Prowadząc działalność społeczną w Polsce niejednokrotnie spotykamy się z sytuacją, kiedy urząd wydaje decyzje w oparciu o istnienie rzekomych ekspertyz , których jednak nie chce udostępnić społeczeństwu. Budzi to podejrzenia, że takie opracowania bądź w ogóle nie istnieją, lub też są wyjątkowo miernej jakości. Organy stosują cały arsenał wybiegów, by takich opracowań nie udostępniać - wydłużają niemiłosiernie czas oczekiwania do miesięcy (bo trzeba „wyszukać” ekspertyzy) . Ostatecznie spotykamy się z odmową gdyż okazuje się iż opracowanie eksperta czy to prawnika, czy przyrodnika to.... taka „subiektywna, niewiążąca, opinia, która nie przedstawia stanu faktycznego i jako taka nie podlega udostępnieniu w trybie dostępu do informacji publicznej.”
Sytuacja taka miała miejsce np. w RDOŚ w Warszawie w związku z procedowaniem poprzednich projektów planu ochrony Jeziorka Czerniakowskiego.
Wiele osób pamięta też sytuację po wyborach samorządowych w Warszawie z 21 listopada 2010 roku, kiedy to pani prezydent Warszawy podważyła wyniki wyborów do trzech rad dzielnic (Ursynów, Rembertów, Praga Północ) , zaś w mediach ratusz wspierał się merytorycznie rzekomym istnieniem ekspertyz profesorów prawa:  Adama Jaroszyńskiego oraz Michała Kuleszy. Ich treść nie została wyjawiona publicznie, zaś Rada Warszawy unieważniła wyniki wyborów w spornych dzielnicach, wprowadzając duże zamieszanie w funkcjonowaniu tych pomocniczych jednostek.
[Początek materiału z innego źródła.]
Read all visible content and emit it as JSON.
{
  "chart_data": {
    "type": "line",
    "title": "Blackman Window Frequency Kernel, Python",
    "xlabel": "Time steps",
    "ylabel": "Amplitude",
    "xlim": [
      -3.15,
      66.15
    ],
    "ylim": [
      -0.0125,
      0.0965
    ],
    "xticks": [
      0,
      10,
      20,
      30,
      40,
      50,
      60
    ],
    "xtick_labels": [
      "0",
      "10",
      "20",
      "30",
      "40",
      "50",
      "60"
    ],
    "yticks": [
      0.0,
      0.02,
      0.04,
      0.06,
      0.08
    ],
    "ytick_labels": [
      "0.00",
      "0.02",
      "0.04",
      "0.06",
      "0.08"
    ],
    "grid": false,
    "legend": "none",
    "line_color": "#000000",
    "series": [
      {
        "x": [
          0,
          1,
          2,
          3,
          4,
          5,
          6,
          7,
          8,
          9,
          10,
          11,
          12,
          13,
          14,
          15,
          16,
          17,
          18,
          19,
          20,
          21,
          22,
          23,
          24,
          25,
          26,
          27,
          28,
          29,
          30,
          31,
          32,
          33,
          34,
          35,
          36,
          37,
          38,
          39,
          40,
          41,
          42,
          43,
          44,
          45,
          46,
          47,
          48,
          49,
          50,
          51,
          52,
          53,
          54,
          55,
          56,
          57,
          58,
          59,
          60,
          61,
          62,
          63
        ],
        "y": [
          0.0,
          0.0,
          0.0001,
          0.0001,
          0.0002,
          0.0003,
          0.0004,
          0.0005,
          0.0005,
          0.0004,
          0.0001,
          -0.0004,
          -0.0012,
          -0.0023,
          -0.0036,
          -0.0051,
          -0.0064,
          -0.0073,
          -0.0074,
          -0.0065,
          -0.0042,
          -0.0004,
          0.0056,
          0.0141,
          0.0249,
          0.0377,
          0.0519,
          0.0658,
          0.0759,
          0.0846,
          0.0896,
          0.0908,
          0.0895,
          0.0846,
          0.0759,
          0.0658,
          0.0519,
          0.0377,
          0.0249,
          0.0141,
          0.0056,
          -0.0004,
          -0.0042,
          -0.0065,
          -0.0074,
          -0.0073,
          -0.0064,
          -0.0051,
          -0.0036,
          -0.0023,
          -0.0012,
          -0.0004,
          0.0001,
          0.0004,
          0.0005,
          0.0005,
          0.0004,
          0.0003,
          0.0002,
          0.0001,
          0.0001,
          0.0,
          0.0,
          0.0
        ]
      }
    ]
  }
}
Sprawa ta zawsze mnie interesowała, ponieważ podejrzewałam, iż pani prezydent subiektywnie przeszkadzały wyniki wyborów w tych dzielnicach, gdzie oczekiwała innych rezultatów głosowań (wybrania innych kandydatów lub ugrupowań).
Unieważnianie przez prominentną osobę niewygodnych i niezgodnych z oczekiwaniami wyborów na podstawie tajnych opinii prawnych ma niewiele wspólnego z demokracją, postanowiłam więc poznać treść rzeczonych ekspertyz oraz sumy wynagrodzeń, które otrzymali prawnicy za ich sporządzenie, jak rozumiem,  po myśli zleceniodawcy.
Ratusz odmówił mi odpowiedzi na którekolwiek z postawionych pytań, w związku z czym po 9,5 miesiąca skierowałam skargę na ten organ do Wojewódzkiego Sądu Administracyjnego w Warszawie. Sąd przychylił się do mojej skargi wczoraj, dnia 29 lutego b.r., nakazując pani prezydent odpowiedź na mój wniosek w ciągu 14 dni od momentu otrzymania prawomocnego wyroku (organ może się ewentualnie złożyć skargę kasacyjną do NSA).  Sąd podtrzymał opinię NSA w poprzednich podobnych sprawach, uzasadniając, iż informacją publiczną jest każda, zlecona, wytworzona i przetwarzana w celu realizacji zadań publicznych. Jeśli bowiem nie w takim celu ekspertyzy zostały wytworzone, to w jakim?